The interesting prospect of our affairs, with regard to the foreign powers between whom and the United States controversies have subsisted, is not more satisfactory than the review of our internal situation: if from the former we derive an expectation of the extinguishment of all the causes of external discord that have heretofore endangered our tranquillity, and on terms consistent with our national honor and safety, in the latter we discover those numerous and wide-spread tokens of prosperity which, in so peculiar a manner, distinguish our happy country.
Circumstances thus every way auspicious demand our gratitude, and sincere acknowledgments to Almighty God, and require that we should unite our efforts in imitation of your enlightened, firm, and persevering example, to establish and preserve the peace, freedom, and prosperity of our country.
The objects which you have recommended to the notice of the Legislature will, in the course of the session, receive our careful attention, and, with a true zeal for the public welfare, we shall cheerfully co-operate in every measure that shall appear to us best calculated to promote the same.
JOHN ADAMS,
Vice President of the United States,
and President of the Senate.
The Address was taken up by paragraphs.
The fourth and fifth paragraphs were moved to be struck out by Mr.
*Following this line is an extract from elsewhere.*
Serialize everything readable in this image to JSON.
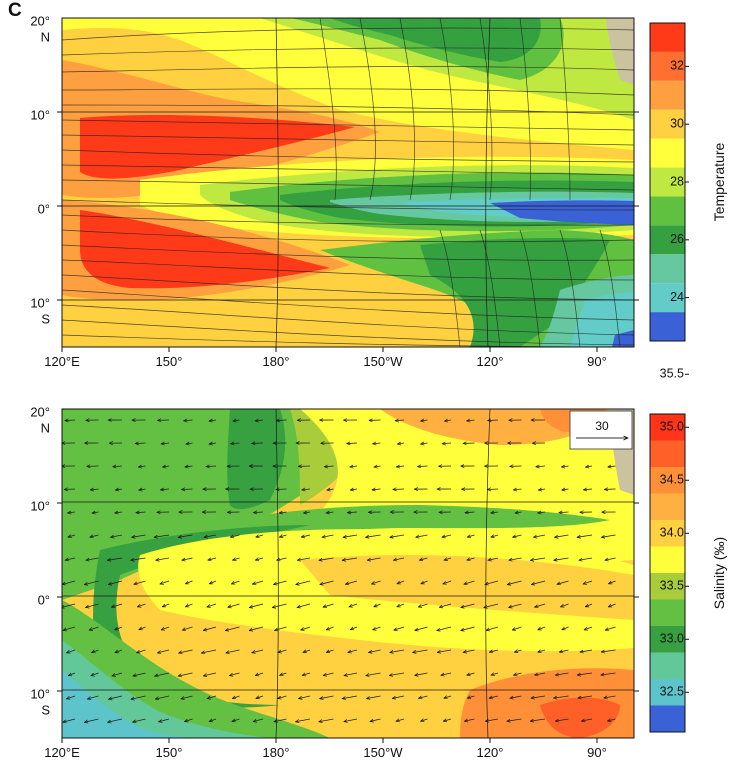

Mason.[60]
Mr. Mason observed, that he had hoped nothing contained in the Address reported as an answer to the President's Speech, would have been such as to force the Senate to precipitate decisions. The two clauses he objected to disappointed him in that hope. They were calculated to bring again into view the important subject which occupied the Senate during their June session. This he conceived could answer no good purpose; the minority on that occasion were not now to be expected to recede from the opinions they then held, and they could not therefore join in the indirect self-approbation which the majority appeared to wish for, and which was most certainly involved in the two clauses which he should hope would be struck out. If his motion were agreed to, the remainder of the Address would, in his opinion, stand unexceptionable. He did not see, for his part, that our situation was every way auspicious. Notwithstanding the treaty, our trade is grievously molested.
Mr. King observed, that the principal features observable in the answer reported to the President's Address, were to keep up that harmony of intercourse which ought to subsist between the Legislature and the President, and to express confidence in the undiminished firmness and love of country which always characterize our chief Executive Magistrate. He objected to striking out especially the first clause, because founded on undeniable truth. It only declares that our prospects, as to our external relations, are not more satisfactory than a review of our internal situation would prove. Was not this representation true, he asked; could it be controverted? This clause, he contended, contained nothing reasonably objectionable; it did not say as much as the second, to which only most of the objections of the member up before him applied, an answer to which he should defer, expecting that a question would be put on each in order.
The Chair requested that the motion should be reduced to writing. Mr. Mason accordingly reduced it to writing, and it went to striking out both clauses at once.